The first volume, consisting of 1016 pages in French, addresses historical and methodological questions. The second volume provides a translation and running commentary on the Quranic text, while the third is dedicated to the bibliography and sources used. The total length of all three volumes exceeds 3500 pages.

=== Translations ===
An Arabic translation is currently underway.

== Reception ==

=== Scholarly reception ===
Shortly after its publication, the work was regarded by various researchers as a "landmark" or as an important contribution to Islamic research. Gavin McDowell of Laval University described the book as follows:Le Coran des historiens is a monumental work of Proustian dimensions. Billed as a "a summary (or perhaps: summa) without precedent in history" and also "an unedited adventure of the spirit," whatever that might mean, this dense work does have a legitimate claim to be the first of its kind.According to Muhammad Bā'azam, it is the only work of such magnitude that exists. The University Platform for Research on Islam (PLURIEL) promoted the book and provided an opportunity to organize research seminars and introductory seminars at Aix-Marseille University. UNESCO and the University of Kufa also organized a conference on the book, as did the French Institute of Islamic Cultures.

=== Islamic reception ===
The Iranian Ahl al-Bayt International University, recommended reading the book and organized a research seminar focused on it in 2022. The Quran of Historians was cited in the latest work of Muhammad Shahrur. Hisham Abdel Gawad considered this publication as "another step towards popularizing the historical-critical approach among the general public, including the Muslim audience."

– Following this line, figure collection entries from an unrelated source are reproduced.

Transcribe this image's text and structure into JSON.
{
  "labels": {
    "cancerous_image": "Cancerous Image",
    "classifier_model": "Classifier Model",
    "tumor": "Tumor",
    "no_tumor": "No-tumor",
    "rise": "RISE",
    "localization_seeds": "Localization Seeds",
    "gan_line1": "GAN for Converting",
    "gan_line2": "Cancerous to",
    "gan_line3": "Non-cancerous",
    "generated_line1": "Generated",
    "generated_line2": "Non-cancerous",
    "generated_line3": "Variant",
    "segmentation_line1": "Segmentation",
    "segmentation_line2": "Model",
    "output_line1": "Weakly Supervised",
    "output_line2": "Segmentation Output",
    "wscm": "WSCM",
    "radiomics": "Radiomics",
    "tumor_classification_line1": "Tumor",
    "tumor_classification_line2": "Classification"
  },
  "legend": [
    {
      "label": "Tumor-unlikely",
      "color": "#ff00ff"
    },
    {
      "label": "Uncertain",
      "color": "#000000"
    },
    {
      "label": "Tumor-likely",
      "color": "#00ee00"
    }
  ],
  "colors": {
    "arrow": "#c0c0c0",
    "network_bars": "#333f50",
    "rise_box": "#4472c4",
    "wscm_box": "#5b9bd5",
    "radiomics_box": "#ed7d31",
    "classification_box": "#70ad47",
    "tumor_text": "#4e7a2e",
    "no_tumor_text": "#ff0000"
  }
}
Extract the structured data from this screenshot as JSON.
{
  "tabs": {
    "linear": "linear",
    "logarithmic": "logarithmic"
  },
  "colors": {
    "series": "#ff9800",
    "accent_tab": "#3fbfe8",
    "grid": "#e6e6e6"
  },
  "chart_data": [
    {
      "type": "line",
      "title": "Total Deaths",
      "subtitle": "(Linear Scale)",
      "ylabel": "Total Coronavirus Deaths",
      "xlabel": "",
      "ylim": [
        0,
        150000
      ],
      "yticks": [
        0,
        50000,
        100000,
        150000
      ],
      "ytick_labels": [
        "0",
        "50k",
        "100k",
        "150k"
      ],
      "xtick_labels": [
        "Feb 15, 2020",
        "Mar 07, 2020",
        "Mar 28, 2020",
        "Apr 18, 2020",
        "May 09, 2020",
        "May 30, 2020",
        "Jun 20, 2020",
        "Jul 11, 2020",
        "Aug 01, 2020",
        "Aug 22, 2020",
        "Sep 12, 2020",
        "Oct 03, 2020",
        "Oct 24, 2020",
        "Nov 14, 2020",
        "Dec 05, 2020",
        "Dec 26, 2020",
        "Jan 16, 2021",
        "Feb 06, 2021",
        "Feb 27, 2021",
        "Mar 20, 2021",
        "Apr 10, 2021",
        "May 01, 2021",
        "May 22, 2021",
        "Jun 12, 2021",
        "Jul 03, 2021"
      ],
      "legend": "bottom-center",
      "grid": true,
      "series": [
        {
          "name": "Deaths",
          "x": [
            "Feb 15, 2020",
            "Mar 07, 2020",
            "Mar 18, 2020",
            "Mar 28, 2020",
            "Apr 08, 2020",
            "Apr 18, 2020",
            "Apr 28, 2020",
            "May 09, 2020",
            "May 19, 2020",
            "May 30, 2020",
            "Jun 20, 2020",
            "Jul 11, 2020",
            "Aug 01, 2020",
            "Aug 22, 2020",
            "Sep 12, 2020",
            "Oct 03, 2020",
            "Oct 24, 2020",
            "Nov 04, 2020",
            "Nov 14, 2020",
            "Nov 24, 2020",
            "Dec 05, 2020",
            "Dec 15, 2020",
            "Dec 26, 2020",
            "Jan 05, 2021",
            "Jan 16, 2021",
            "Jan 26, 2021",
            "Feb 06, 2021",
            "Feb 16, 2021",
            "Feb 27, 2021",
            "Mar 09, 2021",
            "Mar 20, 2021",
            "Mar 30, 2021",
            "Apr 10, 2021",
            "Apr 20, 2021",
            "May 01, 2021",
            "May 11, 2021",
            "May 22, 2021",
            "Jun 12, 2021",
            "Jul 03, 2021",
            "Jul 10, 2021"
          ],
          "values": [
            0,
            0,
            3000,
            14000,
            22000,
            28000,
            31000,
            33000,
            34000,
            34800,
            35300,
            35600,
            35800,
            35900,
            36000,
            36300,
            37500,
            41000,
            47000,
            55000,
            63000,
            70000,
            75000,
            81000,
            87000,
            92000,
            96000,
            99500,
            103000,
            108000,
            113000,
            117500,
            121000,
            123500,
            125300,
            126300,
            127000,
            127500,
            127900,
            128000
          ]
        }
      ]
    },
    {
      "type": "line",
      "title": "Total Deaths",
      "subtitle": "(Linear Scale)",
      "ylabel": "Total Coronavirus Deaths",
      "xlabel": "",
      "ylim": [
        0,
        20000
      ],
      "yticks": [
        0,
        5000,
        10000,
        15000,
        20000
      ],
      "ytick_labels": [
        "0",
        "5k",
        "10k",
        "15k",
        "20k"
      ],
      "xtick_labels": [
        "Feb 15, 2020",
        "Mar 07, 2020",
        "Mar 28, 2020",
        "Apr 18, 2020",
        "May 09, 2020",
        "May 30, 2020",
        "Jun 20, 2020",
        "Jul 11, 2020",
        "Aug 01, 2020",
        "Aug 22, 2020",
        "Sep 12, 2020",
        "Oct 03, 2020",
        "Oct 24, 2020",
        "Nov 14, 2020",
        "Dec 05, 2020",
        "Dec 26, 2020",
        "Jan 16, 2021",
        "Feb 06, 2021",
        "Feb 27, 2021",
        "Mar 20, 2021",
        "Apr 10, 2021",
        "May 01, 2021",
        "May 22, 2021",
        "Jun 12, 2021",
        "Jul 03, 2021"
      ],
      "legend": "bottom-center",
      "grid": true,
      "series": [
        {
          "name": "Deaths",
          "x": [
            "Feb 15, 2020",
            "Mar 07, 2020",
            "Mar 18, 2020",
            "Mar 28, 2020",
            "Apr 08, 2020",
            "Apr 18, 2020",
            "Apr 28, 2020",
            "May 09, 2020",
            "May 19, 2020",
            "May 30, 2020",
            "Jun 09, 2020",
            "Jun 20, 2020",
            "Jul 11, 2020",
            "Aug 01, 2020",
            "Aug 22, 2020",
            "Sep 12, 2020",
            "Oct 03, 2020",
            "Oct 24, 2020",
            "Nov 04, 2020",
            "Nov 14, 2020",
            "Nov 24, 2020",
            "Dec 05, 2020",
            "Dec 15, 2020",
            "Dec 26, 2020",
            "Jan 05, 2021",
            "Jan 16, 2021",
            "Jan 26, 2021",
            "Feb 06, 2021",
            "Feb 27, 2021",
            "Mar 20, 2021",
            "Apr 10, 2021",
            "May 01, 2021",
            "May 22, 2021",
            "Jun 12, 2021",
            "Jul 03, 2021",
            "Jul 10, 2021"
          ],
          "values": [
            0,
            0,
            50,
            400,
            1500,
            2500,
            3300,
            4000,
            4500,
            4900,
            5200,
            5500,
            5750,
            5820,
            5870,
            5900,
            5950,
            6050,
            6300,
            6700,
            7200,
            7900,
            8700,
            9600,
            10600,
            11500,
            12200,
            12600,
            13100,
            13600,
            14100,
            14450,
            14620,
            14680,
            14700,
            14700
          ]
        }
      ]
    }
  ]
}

The Arabic-speaking website Ahewar highlighted its publication and provided positive commentary. According to Syrian philosopher Hashim Saleh, it is the "most important book of the 21st century." However, an Iranian Shiite preacher criticized the work, accusing it of being part of a Western conspiracy to destroy Islam. In contrast, a Moroccan writer accused the book of being a Shia propaganda directed against Sunni Islam.

=== Media coverage ===
Radio France featured the book in a program with Mohammad Ali Amir-Moezzi and in a series of episodes dedicated to the subject. Another program on France Culture invited him along with Muriel Debié and Guillaume Dye.

Le Monde devoted a laudatory article to the book. While Le Figaro, a conservative French newspaper, and Libération, a socialist French newspaper, had written articles about the publication of The Quran of Historians, Riposte Laïque!, a far-right French website, accused the book of being an "apology for Islam."

=== Sales and awards ===
The book was a commercial success in France, selling 12,000 copies in its first six months. It received the Grand Prize from the Institut du Monde Arabe in 2020.

=== Others ===
The Roshan Cultural Heritage Institute congratulated Mohammad Ali Amir-Moezzi for the publication of this book.